Sales of electrical goods (down 6.7 per cent on the year) and furniture (up 0.2 per cent) - pointers to the housing market's health - posted their worst results for more than two years. Economists at stockbroker Goodbody noted an increase in the retail sales deflator - a measure of price increases - from 2.9 per cent in January to 4.3 per cent in February.
"While household disposable income growth is held back by lower employment growth, there is evidence that disposable income growth is being eroded through higher price levels," they said.
Bloxham chief economist Alan McQuaid said the trend for retail sales presaged a "hard landing" for the economy, personal spending growth of 2 per cent this year, and Gross Domestic Product (GDP) growth at a similar level, compared to 5.3 per cent in 2007.

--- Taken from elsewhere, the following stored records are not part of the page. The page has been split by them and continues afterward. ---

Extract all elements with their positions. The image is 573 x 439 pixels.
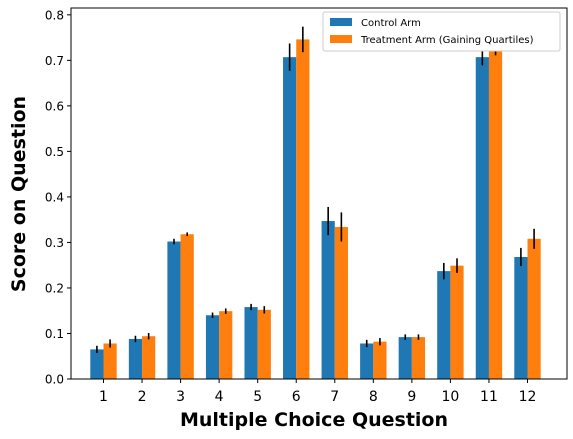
bar-control-q11 xyxy=(475,57,489,379)
x-tick-label: 6 xyxy=(292,389,301,405)
bar-treatment-q9 xyxy=(411,337,426,379)
x-tick-label: 3 xyxy=(176,389,185,405)
bar-control-q5 xyxy=(244,307,258,379)
y-tick-label: 0.0 xyxy=(45,373,64,387)
bar-control-q10 xyxy=(437,271,451,379)
error-bars-layer xyxy=(96,26,535,354)
x-tick-label: 2 xyxy=(138,389,147,405)
x-axis-label: Multiple Choice Question xyxy=(180,409,448,431)
bars-layer xyxy=(90,39,541,380)
bar-control-q12 xyxy=(514,257,528,379)
legend-label-treatment: Treatment Arm (Gaining Quartiles) xyxy=(360,35,534,46)
bar-treatment-q10 xyxy=(450,265,464,379)
bar-control-q8 xyxy=(360,343,374,379)
x-tick-label: 4 xyxy=(215,389,224,405)
bar-treatment-q7 xyxy=(334,226,348,379)
x-tick-label: 7 xyxy=(330,389,339,405)
y-tick-label: 0.3 xyxy=(45,236,64,250)
bar-treatment-q8 xyxy=(373,341,387,379)
legend-swatch-control xyxy=(330,18,352,26)
x-tick-label: 11 xyxy=(480,389,498,405)
y-axis-label: Score on Question xyxy=(8,96,30,292)
bar-treatment-q3 xyxy=(180,234,194,379)
legend: Control Arm Treatment Arm (Gaining Quart… xyxy=(322,11,561,52)
bar-treatment-q1 xyxy=(103,343,117,379)
bar-control-q2 xyxy=(128,338,143,379)
y-tick-label: 0.5 xyxy=(45,145,64,159)
x-tick-label: 5 xyxy=(253,389,262,405)
y-tick-label: 0.1 xyxy=(45,327,64,341)
x-axis: 1 2 3 4 5 6 7 8 9 10 11 12 xyxy=(99,379,536,405)
bar-control-q6 xyxy=(283,57,297,379)
plot-frame xyxy=(70,7,568,380)
bar-treatment-q4 xyxy=(219,311,233,379)
x-tick-label: 12 xyxy=(519,389,537,405)
x-tick-label: 9 xyxy=(407,389,416,405)
bar-control-q4 xyxy=(205,315,220,379)
bar-control-q9 xyxy=(398,337,412,379)
x-tick-label: 10 xyxy=(441,389,459,405)
x-tick-label: 1 xyxy=(99,389,108,405)
bar-treatment-q2 xyxy=(142,336,156,379)
y-tick-label: 0.7 xyxy=(45,54,64,68)
y-axis: 0.0 0.1 0.2 0.3 0.4 0.5 0.6 0.7 0.8 xyxy=(45,8,71,387)
legend-swatch-treatment xyxy=(330,35,352,43)
bar-treatment-q11 xyxy=(488,48,503,380)
x-tick-label: 8 xyxy=(369,389,378,405)
bar-control-q3 xyxy=(167,241,181,379)
y-tick-label: 0.2 xyxy=(45,281,64,295)
bar-control-q7 xyxy=(321,221,335,379)
bar-treatment-q5 xyxy=(257,309,271,379)
bar-treatment-q6 xyxy=(296,39,310,379)
bar-control-q1 xyxy=(90,349,104,379)
y-tick-label: 0.4 xyxy=(45,190,64,204)
y-tick-label: 0.6 xyxy=(45,99,64,113)
bar-treatment-q12 xyxy=(527,238,541,379)
y-tick-label: 0.8 xyxy=(45,8,64,22)
legend-label-control: Control Arm xyxy=(361,18,421,29)
legend-box xyxy=(322,11,561,52)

The magnitude of the slowdown in spending may have been understated after it emerged yesterday that the CSO made an error in calculating the deflator since 2000.
The mistake, picked up in the CSO office in the last month, has been understating price weightings for some food items, and overstating others, resulting in an overstatement of sales volumes as food prices have risen in the last year.
The monthly change in retail sales volumes in December, the last month finalised figures were compiled, was restated yesterday to a 0.7 per cent increase from the 0.9 per cent rise previously stated.
CSO error: retail figures overstated
A MISTAKE in the compilation of the retail sales "deflator" by the CSO resulted in the yearly change being overstated by 20 per cent in December.
The error, which dates back to the compilation of the deflator in the index's base year, 2000, meant the year-on-year rise in December was shown as 4.4 per cent when it should have been only 3.5 per cent.
The deflator adjusts sales by value for changes in retail prices to give the sales volume figure, a more accurate indicator of sentiment.
CSO statistician Patrick Foley said: "Because food price rises have become an issue over the last part of last year, the divergence had become more pronounced in the most recent figures. It was not an issue for the most part of the series [dating back to 2000]."